In my column for today's Times (£) I note that the Coalition will have delivered £48 billion of spending cuts by the end of this financial year. None of those cuts have been particularly easy but larger and more difficult cuts lie ahead. The size of the additional cuts (approximately £75 billion) may be less ominous than the nature of the remaining cuts. The lowest hanging fruit has been plucked. The easiest efficiencies have been pocketed.
George Osborne is criticised for not being a bolder Chancellor and those criticisms are not unfair. In my opinion he has taxed too much and cut too little. He should have used this crisis to simplify and rebalance the tax system. He should have eliminated all or nearly all of the subsidies that are inflating energy prices. He should have broken up the banks and introduced counter-cyclical financial regulations. He should have reformed trade union laws and (most importantly imho) adopted Wisconsin-style equalisation of public and private sector wages but it's easy for me to draw up such a wish list. The reality is that most or all of these things wouldn't be acceptable to the Liberal Democrats.
- Many Tory MPs, for example, oppose cuts to defence, police and the pension entitlements of wealthier retired people.
- Tory MPs from the North have resisted plans to end national public sector pay bargaining; Tory MPs from the shires have resisted plans to reform planning and kickstart the housing market; socially conservative Tory MPs have resisted liberalisation of Sunday trading.

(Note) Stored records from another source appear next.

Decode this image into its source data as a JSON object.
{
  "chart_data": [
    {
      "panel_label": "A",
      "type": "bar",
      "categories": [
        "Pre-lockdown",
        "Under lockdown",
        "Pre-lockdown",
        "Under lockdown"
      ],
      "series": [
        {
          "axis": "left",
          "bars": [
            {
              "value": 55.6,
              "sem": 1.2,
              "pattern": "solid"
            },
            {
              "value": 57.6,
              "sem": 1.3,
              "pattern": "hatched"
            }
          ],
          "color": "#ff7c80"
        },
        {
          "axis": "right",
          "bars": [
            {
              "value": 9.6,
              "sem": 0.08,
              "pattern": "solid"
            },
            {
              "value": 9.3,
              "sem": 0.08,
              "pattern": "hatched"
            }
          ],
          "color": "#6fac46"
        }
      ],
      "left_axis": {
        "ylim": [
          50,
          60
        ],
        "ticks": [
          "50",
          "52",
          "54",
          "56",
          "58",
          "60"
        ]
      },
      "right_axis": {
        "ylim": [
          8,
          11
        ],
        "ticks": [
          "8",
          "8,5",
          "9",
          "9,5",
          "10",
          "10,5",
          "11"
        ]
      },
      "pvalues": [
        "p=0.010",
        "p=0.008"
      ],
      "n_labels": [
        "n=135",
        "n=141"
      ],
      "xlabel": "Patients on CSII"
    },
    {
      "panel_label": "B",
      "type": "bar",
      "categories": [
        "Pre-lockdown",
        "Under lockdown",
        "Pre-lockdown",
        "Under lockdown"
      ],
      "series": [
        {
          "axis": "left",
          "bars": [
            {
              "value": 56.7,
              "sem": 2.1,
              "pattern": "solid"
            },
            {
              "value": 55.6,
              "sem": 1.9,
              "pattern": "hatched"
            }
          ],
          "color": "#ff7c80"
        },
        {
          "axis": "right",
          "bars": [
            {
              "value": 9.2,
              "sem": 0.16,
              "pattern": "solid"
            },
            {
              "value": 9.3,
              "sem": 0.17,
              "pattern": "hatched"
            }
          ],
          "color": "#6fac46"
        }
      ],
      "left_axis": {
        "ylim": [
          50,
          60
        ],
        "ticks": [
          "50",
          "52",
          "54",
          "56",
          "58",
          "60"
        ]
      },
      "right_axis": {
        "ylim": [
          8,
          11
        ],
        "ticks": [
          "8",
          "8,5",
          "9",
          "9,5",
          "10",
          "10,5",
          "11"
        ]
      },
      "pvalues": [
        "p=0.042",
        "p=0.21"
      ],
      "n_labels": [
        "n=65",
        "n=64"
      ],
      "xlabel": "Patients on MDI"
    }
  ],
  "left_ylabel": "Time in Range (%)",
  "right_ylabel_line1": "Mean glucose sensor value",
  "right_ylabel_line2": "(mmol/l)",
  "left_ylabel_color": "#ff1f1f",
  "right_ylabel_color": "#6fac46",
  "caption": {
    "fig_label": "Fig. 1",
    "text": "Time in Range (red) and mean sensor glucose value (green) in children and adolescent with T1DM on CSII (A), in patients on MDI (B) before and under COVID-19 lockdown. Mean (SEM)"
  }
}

- Theresa May, Eric Pickles and Philip Hammond are said to be causing the Chancellor the largest headaches at the moment. All three have already presided over large cuts and without the police, the armed forces or local government erupting. They are now being asked to make cuts that are potentially as big as those already delivered.
You can certainly argue that George Osborne should have worked harder and perhaps more publicly against the considerable constraints he faces but you cannot deny the existence of those constraints.
His forthcoming Budget - his fourth - will not produce a dramatic change of course. There won't be the supply-side revolution that people like me believe is necessary to lift us out of the mess bequeathed by Labour. There won't be an even bigger Keynesian stimulus of the kind advocated by Labour (and that most fiscally irresponsible of all four parties - UKIP). What we'll get is a response to the Heseltine report. There will be further focus on the low-paid. There may be a further shift from current to capital spending. I hope there won't be any new gimmicks.
Most of all, however, the Budget will be remarkable for its continuity. This Chancellor - rightly - isn't for turning.